Selon Saunders, la stratégie de communication de Barrick Gold constitue l’une des raisons pour lesquelles l’entreprise a pu continuer ses activités dans ces pays.

« Barrick Gold investit énormément d’argent dans sa stratégie de séduction et redouble d’efforts pour persuader les gens qu’ils sont une compagnie responsable. Ils investissent beaucoup dans leur image et une grande partie de leurs actions de dissimulation ont réussi, » déclare Saunders.

En Argentine, la lutte contre Barrick Gold se poursuit.
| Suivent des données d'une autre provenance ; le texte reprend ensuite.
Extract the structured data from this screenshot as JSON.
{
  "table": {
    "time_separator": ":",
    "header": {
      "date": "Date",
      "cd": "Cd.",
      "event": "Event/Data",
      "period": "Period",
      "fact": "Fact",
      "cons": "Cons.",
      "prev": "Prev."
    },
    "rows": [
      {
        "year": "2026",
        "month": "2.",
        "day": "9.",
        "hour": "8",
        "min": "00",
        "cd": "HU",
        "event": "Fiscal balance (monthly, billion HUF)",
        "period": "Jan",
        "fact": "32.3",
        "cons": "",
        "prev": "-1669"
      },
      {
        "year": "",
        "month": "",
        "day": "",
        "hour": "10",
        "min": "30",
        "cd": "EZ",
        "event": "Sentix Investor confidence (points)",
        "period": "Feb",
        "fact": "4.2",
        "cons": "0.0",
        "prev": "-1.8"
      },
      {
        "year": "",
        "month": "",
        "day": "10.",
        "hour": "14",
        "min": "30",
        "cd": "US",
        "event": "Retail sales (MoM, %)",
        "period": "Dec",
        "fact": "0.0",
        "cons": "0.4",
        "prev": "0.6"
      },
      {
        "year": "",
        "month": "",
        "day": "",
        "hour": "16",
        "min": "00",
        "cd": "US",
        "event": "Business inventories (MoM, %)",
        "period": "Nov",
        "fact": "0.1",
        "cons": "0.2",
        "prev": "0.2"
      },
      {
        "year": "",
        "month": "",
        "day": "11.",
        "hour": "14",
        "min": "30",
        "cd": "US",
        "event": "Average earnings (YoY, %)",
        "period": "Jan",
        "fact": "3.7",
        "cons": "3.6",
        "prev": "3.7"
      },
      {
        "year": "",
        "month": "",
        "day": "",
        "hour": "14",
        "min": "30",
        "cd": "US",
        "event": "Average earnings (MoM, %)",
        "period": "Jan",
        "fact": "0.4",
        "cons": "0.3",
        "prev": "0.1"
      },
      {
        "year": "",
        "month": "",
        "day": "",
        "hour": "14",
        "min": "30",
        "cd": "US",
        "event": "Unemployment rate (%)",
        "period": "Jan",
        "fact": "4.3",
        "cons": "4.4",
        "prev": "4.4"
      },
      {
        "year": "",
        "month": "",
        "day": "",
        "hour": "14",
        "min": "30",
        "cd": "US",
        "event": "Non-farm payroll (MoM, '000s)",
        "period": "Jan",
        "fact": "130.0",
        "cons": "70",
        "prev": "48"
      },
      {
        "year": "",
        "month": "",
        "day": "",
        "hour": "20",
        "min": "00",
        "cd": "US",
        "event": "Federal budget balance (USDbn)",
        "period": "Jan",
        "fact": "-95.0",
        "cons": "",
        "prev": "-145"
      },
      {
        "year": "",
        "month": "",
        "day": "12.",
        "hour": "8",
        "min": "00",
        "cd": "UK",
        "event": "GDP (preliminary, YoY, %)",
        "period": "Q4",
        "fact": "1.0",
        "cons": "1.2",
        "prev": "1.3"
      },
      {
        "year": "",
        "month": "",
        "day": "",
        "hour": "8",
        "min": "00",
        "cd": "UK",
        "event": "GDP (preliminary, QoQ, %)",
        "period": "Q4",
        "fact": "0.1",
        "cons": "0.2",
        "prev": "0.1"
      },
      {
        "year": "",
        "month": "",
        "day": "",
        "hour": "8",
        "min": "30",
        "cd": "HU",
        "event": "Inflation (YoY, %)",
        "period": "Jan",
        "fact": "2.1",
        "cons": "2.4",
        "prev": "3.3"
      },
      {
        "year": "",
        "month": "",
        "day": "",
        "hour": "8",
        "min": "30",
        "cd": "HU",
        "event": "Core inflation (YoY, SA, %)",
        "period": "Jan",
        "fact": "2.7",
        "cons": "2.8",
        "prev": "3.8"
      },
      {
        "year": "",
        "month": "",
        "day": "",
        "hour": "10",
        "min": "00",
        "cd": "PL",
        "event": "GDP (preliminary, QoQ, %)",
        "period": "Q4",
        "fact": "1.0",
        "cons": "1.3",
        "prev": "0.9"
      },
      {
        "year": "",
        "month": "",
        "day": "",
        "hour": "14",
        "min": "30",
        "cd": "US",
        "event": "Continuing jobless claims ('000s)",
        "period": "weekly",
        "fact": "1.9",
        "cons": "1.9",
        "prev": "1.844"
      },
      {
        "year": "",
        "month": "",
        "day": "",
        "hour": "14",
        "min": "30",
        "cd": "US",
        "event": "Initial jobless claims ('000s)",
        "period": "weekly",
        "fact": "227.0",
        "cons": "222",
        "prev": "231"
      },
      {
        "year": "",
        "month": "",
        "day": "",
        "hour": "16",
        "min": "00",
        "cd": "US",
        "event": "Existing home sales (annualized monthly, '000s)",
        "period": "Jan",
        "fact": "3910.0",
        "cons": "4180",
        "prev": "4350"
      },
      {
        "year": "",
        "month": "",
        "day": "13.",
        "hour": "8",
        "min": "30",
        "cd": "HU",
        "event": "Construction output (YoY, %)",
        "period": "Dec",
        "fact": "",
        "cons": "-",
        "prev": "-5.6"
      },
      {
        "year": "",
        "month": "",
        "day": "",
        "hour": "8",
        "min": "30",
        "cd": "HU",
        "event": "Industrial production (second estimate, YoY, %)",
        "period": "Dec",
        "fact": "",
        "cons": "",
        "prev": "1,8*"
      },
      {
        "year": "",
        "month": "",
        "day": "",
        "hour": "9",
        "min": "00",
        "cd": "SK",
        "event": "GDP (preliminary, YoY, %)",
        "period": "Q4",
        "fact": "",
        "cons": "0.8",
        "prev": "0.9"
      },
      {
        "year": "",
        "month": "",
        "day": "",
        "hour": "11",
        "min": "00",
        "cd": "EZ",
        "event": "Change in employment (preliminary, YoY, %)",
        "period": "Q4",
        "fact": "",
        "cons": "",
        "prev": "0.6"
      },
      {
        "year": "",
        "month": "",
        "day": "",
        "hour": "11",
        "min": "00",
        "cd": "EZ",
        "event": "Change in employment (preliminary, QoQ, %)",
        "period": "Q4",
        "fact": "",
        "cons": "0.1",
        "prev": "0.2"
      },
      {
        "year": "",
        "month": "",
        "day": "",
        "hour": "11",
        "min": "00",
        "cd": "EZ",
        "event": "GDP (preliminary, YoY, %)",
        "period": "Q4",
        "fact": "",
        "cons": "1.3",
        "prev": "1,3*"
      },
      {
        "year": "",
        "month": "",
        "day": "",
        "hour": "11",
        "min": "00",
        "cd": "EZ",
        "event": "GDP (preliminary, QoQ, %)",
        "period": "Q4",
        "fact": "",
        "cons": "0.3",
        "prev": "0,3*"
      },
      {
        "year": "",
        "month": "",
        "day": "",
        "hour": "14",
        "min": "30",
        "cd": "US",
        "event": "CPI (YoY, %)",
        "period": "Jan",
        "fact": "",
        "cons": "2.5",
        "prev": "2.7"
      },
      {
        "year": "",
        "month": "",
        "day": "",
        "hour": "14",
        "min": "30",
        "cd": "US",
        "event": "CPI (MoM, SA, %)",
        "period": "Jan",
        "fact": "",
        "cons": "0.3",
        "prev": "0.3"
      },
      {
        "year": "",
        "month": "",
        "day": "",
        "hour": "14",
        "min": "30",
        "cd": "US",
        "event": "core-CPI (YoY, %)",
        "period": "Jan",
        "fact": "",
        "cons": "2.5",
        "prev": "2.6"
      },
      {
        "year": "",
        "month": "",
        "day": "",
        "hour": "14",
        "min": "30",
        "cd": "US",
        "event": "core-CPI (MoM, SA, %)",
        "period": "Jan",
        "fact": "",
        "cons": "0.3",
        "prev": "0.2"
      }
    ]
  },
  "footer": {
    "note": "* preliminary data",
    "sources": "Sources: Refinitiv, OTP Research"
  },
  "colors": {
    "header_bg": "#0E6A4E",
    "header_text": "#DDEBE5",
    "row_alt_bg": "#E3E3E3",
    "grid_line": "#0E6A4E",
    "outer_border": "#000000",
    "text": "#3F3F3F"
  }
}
Après la dernière fuite de Veladero en mars de cette année, le Gouvernement argentin a ordonné la suspension des activités de la mine tant que celle-ci ne prendrait pas les mesures de sécurité appropriées.

Deux mois plus tard, le gouvernement de la province de San Juan a adopté le plan d’amélioration de la mine, afin que celle-ci puisse complètement rétablir ses opérations au début du mois de juin.

« Il est honteux que l’on continue à offrir des possibilités à une entreprise qui a déjà démontré à maintes reprises qu’elle ne respectait ni les lois ni l’environnement, » déclare Aguilar.

Pour leur part, les habitants de Jáchal sont déterminés à continuer la lutte tant que les portes de Veladero ne seront pas fermées définitivement.

« Évidemment, eux continueront à se battre pour que l’activité continue, mais les habitants disent “non”. Nous ne pouvons pas continuer à vivre de la sorte, la peur au ventre qu’une nouvelle fuite se produise, » déclare Carpo.

« Nous, nous continuons et continuerons à nous battre jusqu’à ce que cela s’arrête. »

This article has been translated from Spanish.